Bab 15: Bon Cabe Level 29 Vs Bon Cabe Level 30 (Revisi)

Start from the beginning
                                    

"Hehe... Sekalian, lo bawain ke rumah sakit." Kekehnya melihat raut masam di wajahku.

Aku menatapnya datar, aku sudah menduga akhirnya bakal seperti ini. Mana belanjaannya banyak banget. Setiap kali aku membawa belanjaan Raka ke Rumah Sakit pasti ada aja orang orang yang melihatku dengan aneh.

Ya iyalah, gimana nggak kelihatan aneh coba, bawa dua hingga tiga kantong plastik besar. Udah kayak orang belanja di mall, kenyataanya aku menenteng semua itu di Rumah Sakit dengan banyaknya pasien gawat darurat yang bersileweran dimana-mana.

Alasan lainnya adalah, aku sering di goda teman teman Raka. Awalnya aku biarkan saja, tapi lama lama aku jadi risih sendiri.

'Uwah... bidadari dari mana nih, kok bisa nyangkut disini.'

'Aduh mbak rere ketemu lagi, makin cantik aja mbak.'

Kadang aku mengira, apa mereka nggak pernah liat cewek sebelumnya sampai bertingkah seperti itu. Kalau mereka anak teknik yang mayoritas cowok, aku masih bisa menerima tingkah aneh bin ajaib mereka. Nah ini, mahasiswa kedokteran nggak cowok semua, juga ada ceweknya. Tapi mereka bertingkah laku seolah-olah menemukan spesies langka. Akhirnya aku bertanya pada Raka kenapa semua teman temannya melihatku seperti menemukan mata air di tengah padang pasir.

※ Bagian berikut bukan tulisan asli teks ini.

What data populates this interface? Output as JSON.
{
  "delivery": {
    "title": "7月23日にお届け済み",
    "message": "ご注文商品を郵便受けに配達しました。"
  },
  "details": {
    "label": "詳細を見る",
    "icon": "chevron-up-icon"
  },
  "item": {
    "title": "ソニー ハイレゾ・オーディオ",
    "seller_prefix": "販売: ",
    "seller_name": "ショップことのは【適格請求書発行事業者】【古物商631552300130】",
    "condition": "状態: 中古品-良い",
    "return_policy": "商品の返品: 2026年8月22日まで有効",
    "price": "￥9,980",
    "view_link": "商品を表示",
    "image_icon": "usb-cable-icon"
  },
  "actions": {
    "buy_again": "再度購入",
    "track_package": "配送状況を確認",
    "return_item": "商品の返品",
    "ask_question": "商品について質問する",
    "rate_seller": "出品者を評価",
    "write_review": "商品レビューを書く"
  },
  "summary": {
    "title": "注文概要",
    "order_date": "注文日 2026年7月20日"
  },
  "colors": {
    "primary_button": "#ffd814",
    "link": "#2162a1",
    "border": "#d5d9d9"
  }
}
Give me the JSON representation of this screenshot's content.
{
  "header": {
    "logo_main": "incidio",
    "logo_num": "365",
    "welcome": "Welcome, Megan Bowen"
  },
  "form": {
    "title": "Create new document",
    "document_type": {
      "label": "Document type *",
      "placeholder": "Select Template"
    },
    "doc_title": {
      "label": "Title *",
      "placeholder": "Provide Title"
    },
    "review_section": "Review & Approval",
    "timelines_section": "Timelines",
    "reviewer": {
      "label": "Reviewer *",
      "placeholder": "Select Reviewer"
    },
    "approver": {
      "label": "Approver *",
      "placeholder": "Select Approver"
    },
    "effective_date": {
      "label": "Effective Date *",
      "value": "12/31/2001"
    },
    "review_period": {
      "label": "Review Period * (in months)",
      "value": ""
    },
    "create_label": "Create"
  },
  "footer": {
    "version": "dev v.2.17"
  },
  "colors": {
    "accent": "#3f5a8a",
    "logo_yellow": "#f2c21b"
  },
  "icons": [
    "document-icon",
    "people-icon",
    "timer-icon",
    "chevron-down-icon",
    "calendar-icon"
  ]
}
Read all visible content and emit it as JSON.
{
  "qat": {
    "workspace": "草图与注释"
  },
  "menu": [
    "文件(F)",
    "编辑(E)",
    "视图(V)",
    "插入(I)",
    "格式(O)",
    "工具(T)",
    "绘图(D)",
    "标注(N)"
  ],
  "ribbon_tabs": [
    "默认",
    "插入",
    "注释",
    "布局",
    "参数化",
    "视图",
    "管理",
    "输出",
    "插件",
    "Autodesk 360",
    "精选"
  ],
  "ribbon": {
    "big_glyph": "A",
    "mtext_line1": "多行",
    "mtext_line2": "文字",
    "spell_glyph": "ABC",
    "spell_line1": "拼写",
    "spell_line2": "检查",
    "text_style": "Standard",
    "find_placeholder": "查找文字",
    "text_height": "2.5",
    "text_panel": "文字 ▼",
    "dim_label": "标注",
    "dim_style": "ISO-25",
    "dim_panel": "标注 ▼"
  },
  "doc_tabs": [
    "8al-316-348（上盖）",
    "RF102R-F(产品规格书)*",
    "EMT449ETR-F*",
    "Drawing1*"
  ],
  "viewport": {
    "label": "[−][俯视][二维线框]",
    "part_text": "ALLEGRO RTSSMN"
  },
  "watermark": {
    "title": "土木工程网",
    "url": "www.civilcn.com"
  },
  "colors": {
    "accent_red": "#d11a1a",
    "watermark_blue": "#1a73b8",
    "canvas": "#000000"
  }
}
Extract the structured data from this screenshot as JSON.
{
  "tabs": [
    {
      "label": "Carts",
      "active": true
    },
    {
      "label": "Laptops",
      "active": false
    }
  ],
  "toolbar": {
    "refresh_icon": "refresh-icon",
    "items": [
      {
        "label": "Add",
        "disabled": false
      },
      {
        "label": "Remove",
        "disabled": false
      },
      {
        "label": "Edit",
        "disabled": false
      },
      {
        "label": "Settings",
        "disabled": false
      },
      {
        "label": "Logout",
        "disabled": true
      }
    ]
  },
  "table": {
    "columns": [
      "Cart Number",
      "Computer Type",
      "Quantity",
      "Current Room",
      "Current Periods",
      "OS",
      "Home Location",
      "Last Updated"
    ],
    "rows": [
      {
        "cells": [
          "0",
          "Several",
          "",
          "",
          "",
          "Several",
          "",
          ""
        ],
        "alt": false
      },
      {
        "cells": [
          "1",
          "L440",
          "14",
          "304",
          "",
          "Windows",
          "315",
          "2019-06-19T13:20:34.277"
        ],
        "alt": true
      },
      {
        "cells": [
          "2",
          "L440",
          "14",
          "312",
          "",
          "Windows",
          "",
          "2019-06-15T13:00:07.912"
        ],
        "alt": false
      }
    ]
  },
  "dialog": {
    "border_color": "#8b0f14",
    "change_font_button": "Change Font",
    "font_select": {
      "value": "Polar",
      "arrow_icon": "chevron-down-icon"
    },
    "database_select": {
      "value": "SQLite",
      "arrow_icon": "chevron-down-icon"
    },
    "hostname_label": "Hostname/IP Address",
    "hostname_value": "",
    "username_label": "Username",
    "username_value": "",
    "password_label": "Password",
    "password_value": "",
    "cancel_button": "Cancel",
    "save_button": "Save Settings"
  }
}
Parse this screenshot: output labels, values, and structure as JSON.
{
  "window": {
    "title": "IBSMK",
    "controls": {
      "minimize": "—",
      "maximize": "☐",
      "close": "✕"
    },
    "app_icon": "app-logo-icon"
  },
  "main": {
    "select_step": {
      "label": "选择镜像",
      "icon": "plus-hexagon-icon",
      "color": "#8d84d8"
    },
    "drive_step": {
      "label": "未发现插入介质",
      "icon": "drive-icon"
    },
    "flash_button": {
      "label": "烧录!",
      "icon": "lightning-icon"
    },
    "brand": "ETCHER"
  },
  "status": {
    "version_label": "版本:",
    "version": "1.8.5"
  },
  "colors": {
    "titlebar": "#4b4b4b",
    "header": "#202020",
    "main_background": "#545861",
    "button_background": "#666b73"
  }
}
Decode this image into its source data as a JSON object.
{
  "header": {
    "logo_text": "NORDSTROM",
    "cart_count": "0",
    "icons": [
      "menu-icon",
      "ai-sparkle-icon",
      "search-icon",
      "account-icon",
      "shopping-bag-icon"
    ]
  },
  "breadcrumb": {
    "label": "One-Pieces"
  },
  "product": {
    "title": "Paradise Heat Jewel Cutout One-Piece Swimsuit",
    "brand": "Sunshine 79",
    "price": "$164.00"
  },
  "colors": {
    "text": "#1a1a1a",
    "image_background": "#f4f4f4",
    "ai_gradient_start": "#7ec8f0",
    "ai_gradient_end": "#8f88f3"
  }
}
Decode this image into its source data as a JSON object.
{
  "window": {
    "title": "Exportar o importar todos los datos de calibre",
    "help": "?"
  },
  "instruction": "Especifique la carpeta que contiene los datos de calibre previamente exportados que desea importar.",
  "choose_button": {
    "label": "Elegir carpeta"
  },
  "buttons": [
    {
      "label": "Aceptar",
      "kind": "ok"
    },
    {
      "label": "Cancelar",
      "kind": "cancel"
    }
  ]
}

'Ya iyalah mbak. Lo nggak liat Karin sama Wida, mana sempat mereka tauch up kayak lo, pakai parfum, skincare mahal, baju bersih. Bisa keramas sekali seminggu aja syukur.'

Intinya mereka bukannya nggak pernah liat cewek, tapi semua cewek disekitar mereka sejenis semua. Dimana makan, tidur, mandi adalah kemewahan bagi mereka. Saking sibuknya. Di awal kegiatan Koasnya, aku ingat pernah memarahi Raka karena tak pernah keramas selama seminggu lebih. Aku bahkan menarik jambangnya dengan kesal saat itu.

"Ogah, lo bawa sendiri." Raka mengambil botol minuman dari tanganku dan meminumnya hingga tandas. "Sekalian mbak, lo kan juga mau bawa mama ke Rumah Sakit. Pelit amat sih," jawabnya sewot, "lagian sore ini gue harus balik ke Rumah Sakit jadi siang ini gue mau tidur sepuasnya."

Raka meremukkan botol mineral ditangannya dan melemparkannya ke dalam tong sampah.

Tuk!

Dan botoh mineral masuk tampa hambatan ke dalam tong sampah di samping kami.

"Semalam lo pulang di anter siapa?" ucap Raka menatapku curiga. "Cowok?" Raka mengubah posisinya dan duduk menyamping kearahku, meletakkan lengan kirinya di sandaran kursi membuatnya terlihat merangkulku.

"Lo mau gue jawab apa?" tanyaku pura pura misterius. Dan mengerling manja melihatnya menatapku tajam.

"Nih yah, waktu lo sampe ke apartemen, gue samar sama bisa cium aroma parfumnya. Mmm, dari aroma parfumnya sih... ini cowok kayaknya orang kaya. Setau gue parfum ini merek mahal. Gue pernah cium aroma parfum yang sama dari dokter di Rumah Sakit." Bak detektif ternama, Raka menjawab sambil mengusap dagunya yang sedikit ditumbuhi jambang halus. Dia lalu mendekat dan menatapku curiga.

"Lo nggak lagi main main sama cowok aneh kan?" tanyanya penasaran.

"Lo kayaknya perlu cukuran deh Ka, gue nggak mau liat cowok brewokan," ucapku sambil mengelus dagunya yang kasar. "Mau gue bantu cukurin?" Raka menatapku sebal karena mengalihkan topik.

"Pisau dapur baru gue asah tadi malam, gue rasa cocok buat cukur jambang lo." Dan dia langsung mengambil tanganku yang sesekali menarik rambut rambut halus di dagunya, membuatnya meringis.

"Ah.. Mbak!" Teriak Raka kesakitan. "Gue serius ini. Lo nggak lagi main main sama om om kan?" tuduhnya.

"Awas ya mbak, lo sempat gaet-gaet cowok yang umurnya udah kepala tiga gue nggak sudi punya kakak ipar om om gatel, berkepala botak, dan berperut buncit." Raka mengusap dagunya yang memerah karena ulahku.